La mesure de ripage, exprimée en mètres par kilomètre, illustre bien ce principe. Tant que la valeur reste comprise entre -10 m/km et +10 m/km, le véhicule est considéré comme apte à suivre sa trajectoire. Un ripage proche de ces limites sera, en général, signalé comme défaillance mineure, vous incitant à vérifier parallélisme et pression des pneus. C’est un peu comme lire les premiers signes d’usure irrégulière sur vos semelles de chaussures : vous pouvez encore marcher, mais un réglage (dans ce cas, de géométrie) serait judicieux.

De la même manière, une dissymétrie de suspension inférieure à 30 % entre les deux côtés d’un même essieu reste acceptée, mais un écart trop proche de ce seuil sera noté dans le rapport. Vous avez alors tout intérêt à faire contrôler amortisseurs et ressorts avant qu’un affaissement plus marqué ne transforme cette remarque mineure en défaillance majeure avec obligation de contre-visite. Bien exploiter ces données de liaison au sol, c’est donc anticiper des réparations importantes avant qu’elles ne deviennent urgentes et plus coûteuses.

Défaillances majeures et contre-visites obligatoires dans le système SIV

Les défaillances majeures correspondent à des anomalies ayant un impact avéré sur la sécurité routière, la protection de l’environnement ou le respect des prescriptions réglementaires. Contrairement aux défaillances mineures, elles déclenchent automatiquement une obligation de contre-visite, qui sera mentionnée sur le procès-verbal et enregistrée dans le Système d’Immatriculation des Véhicules (SIV).

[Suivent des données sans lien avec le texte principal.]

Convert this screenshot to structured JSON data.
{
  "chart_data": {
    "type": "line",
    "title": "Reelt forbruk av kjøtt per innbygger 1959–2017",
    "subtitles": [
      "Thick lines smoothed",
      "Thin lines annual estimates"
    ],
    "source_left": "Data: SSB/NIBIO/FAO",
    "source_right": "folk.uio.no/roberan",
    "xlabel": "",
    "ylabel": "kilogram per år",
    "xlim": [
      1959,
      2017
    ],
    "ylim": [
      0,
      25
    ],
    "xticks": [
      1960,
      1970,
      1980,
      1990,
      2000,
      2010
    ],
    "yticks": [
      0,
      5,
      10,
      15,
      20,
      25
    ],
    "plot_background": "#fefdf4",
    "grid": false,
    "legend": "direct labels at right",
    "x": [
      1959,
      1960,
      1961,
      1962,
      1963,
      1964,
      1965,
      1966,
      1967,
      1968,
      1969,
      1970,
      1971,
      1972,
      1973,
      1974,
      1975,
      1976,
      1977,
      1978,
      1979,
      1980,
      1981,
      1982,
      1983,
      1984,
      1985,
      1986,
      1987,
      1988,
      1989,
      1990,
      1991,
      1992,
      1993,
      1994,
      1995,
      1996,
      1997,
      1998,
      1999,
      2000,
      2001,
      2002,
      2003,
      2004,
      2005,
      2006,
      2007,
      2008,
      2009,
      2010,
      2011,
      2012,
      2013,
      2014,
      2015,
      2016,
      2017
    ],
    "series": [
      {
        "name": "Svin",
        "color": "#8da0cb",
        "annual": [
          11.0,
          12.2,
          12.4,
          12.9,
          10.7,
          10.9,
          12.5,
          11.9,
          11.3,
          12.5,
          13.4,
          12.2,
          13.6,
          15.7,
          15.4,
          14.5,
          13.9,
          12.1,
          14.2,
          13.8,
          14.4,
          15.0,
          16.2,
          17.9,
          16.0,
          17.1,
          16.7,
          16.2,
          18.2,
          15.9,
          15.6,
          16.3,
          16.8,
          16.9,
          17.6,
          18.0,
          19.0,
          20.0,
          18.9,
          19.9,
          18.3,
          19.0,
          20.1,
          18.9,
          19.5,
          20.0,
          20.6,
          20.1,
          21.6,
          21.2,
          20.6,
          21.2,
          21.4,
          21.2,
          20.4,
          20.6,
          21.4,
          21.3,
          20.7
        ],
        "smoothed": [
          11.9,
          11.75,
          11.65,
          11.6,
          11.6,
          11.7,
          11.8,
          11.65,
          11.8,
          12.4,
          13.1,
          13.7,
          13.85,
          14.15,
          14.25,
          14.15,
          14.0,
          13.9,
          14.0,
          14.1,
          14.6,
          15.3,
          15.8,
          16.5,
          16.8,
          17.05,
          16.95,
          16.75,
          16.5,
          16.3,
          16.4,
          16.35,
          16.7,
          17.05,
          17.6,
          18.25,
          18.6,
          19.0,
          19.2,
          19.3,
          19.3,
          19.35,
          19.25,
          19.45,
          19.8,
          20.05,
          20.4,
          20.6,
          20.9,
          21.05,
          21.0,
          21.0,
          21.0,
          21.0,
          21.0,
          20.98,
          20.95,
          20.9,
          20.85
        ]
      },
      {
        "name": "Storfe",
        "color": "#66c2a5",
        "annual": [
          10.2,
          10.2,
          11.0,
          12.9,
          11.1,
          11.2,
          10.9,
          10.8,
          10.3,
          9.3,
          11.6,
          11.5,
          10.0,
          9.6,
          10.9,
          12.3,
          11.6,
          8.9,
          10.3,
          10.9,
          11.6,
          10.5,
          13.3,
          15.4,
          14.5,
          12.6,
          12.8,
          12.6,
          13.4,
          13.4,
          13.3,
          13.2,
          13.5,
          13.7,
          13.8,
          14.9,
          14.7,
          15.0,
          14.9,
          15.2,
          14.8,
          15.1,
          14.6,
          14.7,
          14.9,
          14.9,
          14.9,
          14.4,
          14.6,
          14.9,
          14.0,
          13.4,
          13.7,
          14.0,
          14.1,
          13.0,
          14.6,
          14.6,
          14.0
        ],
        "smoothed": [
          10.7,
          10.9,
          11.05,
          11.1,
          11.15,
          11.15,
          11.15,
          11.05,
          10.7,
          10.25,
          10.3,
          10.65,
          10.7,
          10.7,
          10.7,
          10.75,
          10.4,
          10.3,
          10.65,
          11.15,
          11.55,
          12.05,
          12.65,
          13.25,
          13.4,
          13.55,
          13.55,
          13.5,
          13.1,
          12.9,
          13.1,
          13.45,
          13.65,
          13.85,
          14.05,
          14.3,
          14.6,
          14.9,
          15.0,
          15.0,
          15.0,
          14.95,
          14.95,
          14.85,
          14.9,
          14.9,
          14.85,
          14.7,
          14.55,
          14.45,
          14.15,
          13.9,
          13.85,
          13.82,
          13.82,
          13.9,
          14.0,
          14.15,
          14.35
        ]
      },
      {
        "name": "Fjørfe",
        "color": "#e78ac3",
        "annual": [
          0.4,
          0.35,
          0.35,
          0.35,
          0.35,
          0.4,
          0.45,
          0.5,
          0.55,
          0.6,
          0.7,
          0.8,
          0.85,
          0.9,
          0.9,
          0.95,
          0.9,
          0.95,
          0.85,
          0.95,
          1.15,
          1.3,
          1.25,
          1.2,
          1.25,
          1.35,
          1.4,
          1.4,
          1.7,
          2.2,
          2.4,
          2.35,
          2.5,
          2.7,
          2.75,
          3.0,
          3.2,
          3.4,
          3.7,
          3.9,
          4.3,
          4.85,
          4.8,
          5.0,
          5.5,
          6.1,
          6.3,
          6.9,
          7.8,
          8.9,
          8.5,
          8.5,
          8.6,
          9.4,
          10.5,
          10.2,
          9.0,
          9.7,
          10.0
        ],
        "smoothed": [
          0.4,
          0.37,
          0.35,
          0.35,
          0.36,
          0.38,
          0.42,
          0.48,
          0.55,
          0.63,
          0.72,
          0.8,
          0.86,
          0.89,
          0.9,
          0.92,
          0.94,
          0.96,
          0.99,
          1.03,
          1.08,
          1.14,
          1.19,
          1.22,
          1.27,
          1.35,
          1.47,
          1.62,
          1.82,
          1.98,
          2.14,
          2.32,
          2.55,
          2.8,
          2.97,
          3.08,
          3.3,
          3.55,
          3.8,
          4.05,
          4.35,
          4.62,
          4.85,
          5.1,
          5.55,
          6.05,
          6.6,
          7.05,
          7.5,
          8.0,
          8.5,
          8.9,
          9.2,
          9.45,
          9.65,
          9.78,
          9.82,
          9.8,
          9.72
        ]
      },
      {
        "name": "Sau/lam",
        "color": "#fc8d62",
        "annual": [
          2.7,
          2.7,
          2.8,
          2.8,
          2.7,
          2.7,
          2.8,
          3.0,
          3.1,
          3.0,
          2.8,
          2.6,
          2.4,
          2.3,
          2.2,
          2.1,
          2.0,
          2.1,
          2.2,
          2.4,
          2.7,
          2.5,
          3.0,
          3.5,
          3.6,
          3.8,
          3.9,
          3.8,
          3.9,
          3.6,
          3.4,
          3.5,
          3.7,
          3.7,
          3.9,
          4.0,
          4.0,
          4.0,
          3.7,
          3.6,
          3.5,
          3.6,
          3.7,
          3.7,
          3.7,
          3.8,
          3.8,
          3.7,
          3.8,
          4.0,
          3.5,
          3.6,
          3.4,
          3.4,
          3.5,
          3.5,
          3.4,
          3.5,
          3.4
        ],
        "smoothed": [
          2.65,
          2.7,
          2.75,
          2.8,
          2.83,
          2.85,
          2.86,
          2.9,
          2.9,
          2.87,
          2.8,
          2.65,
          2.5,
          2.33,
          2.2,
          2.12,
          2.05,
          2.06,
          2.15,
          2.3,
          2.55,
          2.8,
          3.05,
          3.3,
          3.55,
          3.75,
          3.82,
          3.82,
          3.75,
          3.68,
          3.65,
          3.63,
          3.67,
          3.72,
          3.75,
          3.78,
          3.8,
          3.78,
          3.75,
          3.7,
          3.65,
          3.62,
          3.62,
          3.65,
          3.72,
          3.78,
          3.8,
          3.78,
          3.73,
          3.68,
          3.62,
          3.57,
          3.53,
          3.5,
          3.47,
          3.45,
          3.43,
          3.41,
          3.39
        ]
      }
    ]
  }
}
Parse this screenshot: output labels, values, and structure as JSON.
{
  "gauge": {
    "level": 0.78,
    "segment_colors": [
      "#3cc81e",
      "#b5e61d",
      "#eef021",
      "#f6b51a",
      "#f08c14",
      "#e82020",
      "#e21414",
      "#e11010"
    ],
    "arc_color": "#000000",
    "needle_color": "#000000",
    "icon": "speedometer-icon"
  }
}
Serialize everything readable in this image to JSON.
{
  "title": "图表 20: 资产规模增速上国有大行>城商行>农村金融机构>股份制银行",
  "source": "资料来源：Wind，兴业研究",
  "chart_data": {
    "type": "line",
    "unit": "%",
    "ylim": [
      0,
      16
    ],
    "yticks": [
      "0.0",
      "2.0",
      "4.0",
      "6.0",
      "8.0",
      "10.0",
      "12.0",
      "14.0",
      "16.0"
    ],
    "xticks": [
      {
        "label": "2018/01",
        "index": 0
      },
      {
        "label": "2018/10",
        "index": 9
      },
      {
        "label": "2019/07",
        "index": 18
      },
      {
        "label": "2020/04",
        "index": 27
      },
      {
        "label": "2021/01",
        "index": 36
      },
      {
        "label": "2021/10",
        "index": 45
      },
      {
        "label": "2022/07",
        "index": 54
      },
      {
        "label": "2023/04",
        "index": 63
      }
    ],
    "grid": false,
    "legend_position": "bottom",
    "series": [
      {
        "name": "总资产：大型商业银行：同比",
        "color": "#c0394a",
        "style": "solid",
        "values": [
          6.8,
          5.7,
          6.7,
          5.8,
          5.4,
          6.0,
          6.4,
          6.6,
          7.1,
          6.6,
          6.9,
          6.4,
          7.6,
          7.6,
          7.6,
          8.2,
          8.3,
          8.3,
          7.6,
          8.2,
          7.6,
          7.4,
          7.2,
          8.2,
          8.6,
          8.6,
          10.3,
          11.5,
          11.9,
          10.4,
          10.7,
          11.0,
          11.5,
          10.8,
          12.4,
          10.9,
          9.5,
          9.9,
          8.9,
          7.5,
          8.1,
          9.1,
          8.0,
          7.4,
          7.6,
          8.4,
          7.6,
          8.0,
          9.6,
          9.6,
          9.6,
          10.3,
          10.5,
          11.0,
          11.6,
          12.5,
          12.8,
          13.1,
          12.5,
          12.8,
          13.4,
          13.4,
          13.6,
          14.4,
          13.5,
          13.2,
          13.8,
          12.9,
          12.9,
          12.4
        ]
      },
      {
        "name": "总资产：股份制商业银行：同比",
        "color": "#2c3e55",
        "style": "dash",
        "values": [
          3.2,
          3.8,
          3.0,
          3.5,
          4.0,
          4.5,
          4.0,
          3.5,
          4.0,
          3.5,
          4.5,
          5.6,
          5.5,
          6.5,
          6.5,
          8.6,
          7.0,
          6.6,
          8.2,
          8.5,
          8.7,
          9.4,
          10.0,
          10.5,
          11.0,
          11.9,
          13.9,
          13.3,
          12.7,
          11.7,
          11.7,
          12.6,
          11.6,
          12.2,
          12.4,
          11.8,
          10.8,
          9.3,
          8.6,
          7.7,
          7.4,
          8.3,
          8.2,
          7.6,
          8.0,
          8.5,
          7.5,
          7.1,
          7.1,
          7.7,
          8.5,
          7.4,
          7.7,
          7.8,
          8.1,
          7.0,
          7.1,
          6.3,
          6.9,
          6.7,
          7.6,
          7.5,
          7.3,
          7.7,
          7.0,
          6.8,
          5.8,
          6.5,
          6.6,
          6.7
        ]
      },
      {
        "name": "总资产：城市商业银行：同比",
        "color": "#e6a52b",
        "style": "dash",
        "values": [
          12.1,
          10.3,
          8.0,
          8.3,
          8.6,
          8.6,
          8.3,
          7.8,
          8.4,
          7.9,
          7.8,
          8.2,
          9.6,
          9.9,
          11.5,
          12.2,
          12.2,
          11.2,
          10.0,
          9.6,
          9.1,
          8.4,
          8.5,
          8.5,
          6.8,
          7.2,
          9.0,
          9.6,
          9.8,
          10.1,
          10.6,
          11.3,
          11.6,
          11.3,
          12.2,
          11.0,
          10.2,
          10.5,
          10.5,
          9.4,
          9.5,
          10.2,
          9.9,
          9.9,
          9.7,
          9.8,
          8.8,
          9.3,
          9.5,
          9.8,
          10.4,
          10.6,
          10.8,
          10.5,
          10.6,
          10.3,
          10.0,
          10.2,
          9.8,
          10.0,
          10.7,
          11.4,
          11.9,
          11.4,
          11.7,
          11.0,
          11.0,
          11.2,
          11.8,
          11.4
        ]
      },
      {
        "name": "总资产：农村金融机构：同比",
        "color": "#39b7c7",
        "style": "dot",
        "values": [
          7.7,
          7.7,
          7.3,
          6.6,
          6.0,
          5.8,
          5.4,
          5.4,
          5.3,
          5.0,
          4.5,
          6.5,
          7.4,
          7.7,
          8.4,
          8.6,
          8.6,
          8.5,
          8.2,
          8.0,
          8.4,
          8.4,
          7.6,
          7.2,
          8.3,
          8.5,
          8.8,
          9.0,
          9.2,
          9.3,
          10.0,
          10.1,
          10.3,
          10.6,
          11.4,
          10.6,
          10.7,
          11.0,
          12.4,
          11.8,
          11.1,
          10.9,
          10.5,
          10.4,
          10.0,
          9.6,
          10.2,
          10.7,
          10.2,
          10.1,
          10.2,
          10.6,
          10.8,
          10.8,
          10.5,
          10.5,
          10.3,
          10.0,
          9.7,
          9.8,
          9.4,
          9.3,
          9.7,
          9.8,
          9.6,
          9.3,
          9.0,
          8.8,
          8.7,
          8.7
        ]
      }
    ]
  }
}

Le rapport de contrôle technique indique alors un résultat défavorable, associé à la lettre « S » ou « R » sur le timbre apposé sur le certificat d’immatriculation selon le niveau de gravité.

Chaque défaillance majeure est identifiée par un code UTAC accompagné de la mention « MA ». Ces codes sont transmis électroniquement au SIV, ce qui permet aux autorités de vérifier, en cas de contrôle routier, si votre véhicule est en situation régulière. Concrètement, cela signifie que vous pouvez encore circuler pendant un délai limité, mais avec l’obligation de réaliser les réparations listées et de repasser une contre-visite avant l’échéance de deux mois. Au-delà de ce délai, le contrôle technique est considéré comme expiré, même si la date de validité initiale n’est pas encore atteinte.

Critères d’immobilisation immédiate selon l’article R323-1 du code de la route

L’article R323-1 du Code de la route prévoit qu’un véhicule présentant un danger immédiat pour la sécurité routière peut être immobilisé dès le jour du contrôle. Dans la pratique du contrôle technique, cela correspond aux « défaillances critiques », qui sont un sous-ensemble particulièrement grave des défaillances majeures. Elles sont signalées sur le rapport de contrôle technique par la mention « CR » et donnent lieu à un résultat défavorable avec timbre « R » sur le certificat d’immatriculation.

Dans ce cas, la réglementation est très claire : le véhicule ne peut plus circuler à partir de minuit le jour du contrôle, sauf pour se rendre directement en atelier de réparation ou au centre de contre-visite. Il peut s’agir, par exemple, d’une fuite importante de liquide de frein, d’un élément de direction prêt à rompre, d’un pneu dont la carcasse est apparente ou encore d’un élément de carrosserie risquant de se détacher. Rouler malgré une défaillance critique, c’est un peu comme prendre l’autoroute avec un pneu crevé : l’accident n’est pas certain, mais le risque est jugé inacceptable par le législateur.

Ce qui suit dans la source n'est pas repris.